8. Spaziergang um die Hörnum Odde

Bei einem Spaziergang um die Hörnum Odde kann man die natürliche Dynamik und Kraft der Naturgewalten sehen und spüren - an der südlichen Spitze der Insel prallen zwei Meere aufeinander. An der südlichen Spitze der Insel prallen zwei Meere aufeinander. Kämpft man sich bei Sturm rund um die Südspitze sollte man die Runde so wählen, dass man an der Westseite den Wind möglichst im Rücken hat. Bei auflaufenden Wasser sieht man häufig vorbeischwimmende Seehunde und Kegelrobben, aber auch Muschelsammler kommen voll auf ihre Kosten.

9. Vogelbeobachtungen

Sie machen regelmäßig Urlaub auf Sylt: Jedes Jahr im Frühjahr und im Herbst legen Millionen Vögel auf dem Zug zwischen südlichen Winterquartieren und arktischen Brutgebieten einen Zwischenstopp auf Sylt ein. Gäste von weither, auf die mehr als nur ein flüchtiger Blick lohnt.

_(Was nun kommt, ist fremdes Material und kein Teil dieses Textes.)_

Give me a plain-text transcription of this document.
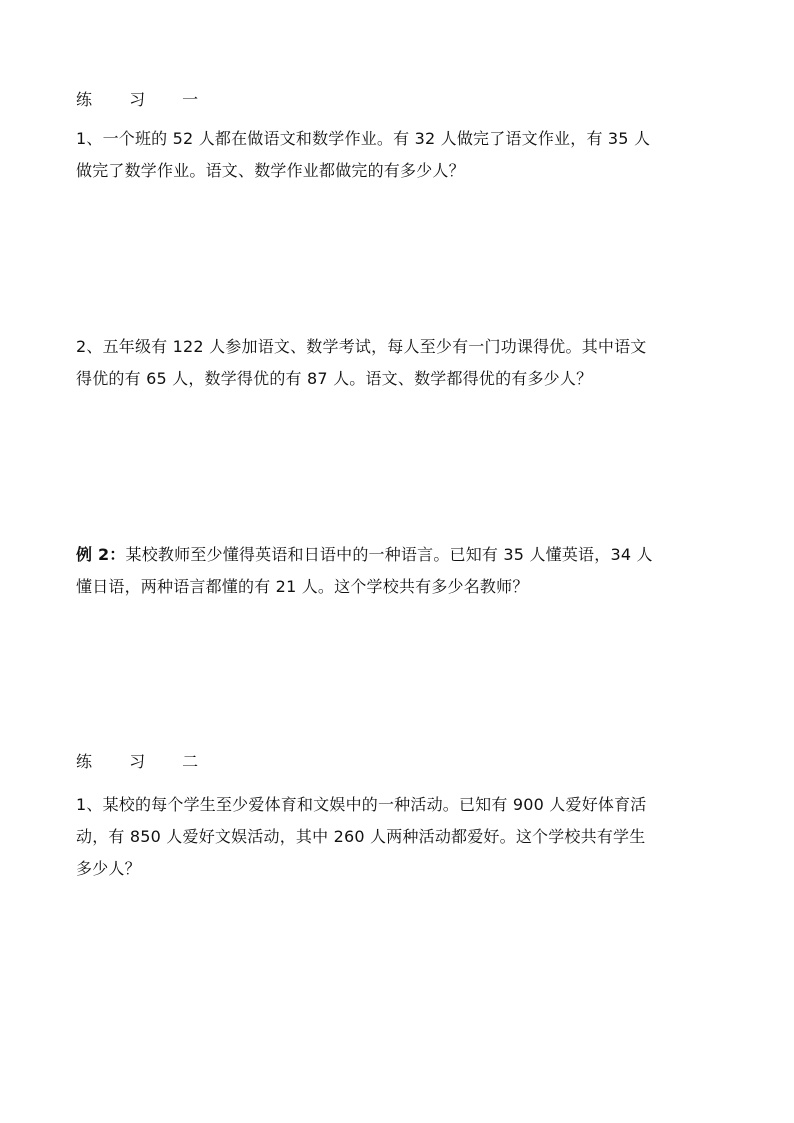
练 习 一
1、一个班的 52 人都在做语文和数学作业。有 32 人做完了语文作业，有 35 人
做完了数学作业。语文、数学作业都做完的有多少人？
2、五年级有 122 人参加语文、数学考试，每人至少有一门功课得优。其中语文
得优的有 65 人，数学得优的有 87 人。语文、数学都得优的有多少人？
例 2：某校教师至少懂得英语和日语中的一种语言。已知有 35 人懂英语，34 人
懂日语，两种语言都懂的有 21 人。这个学校共有多少名教师？
练 习 二
1、某校的每个学生至少爱体育和文娱中的一种活动。已知有 900 人爱好体育活
动，有 850 人爱好文娱活动，其中 260 人两种活动都爱好。这个学校共有学生
多少人？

Hilfestellung leisten auch hier die Experten: Die Schutzstation Wattenmeer etwa bietet vogelkundliche Beobachtungen am Strand von Hörnum an. Und auch am Rantum-Becken und kurz vor Morsum sollten Vogelfreunde zur Brutzeit ein Fernglas zur Hand nehmen und die Binnenseite des Deiches beobachten.

10. Erlebniszentrum Naturgewalten

Wie fühlt sich Windstärke acht an? Man kann auf das Wetter hoffen - oder diese Erfahrung ganzjährig im Erlebniszentrum Naturgewalten in List machen. Hier wird vom Klima erzählt, von der Natur des Nordens und dem Meer. Im Sturmraum, im Wellenkanal, beim Flutungsmodell und in einem überdimensionalen Watt-Tunnel. Sylter Naturerlebnisse - zur Abwechslung mal überdacht, kompakt an einem Ort und modern aufbereitet.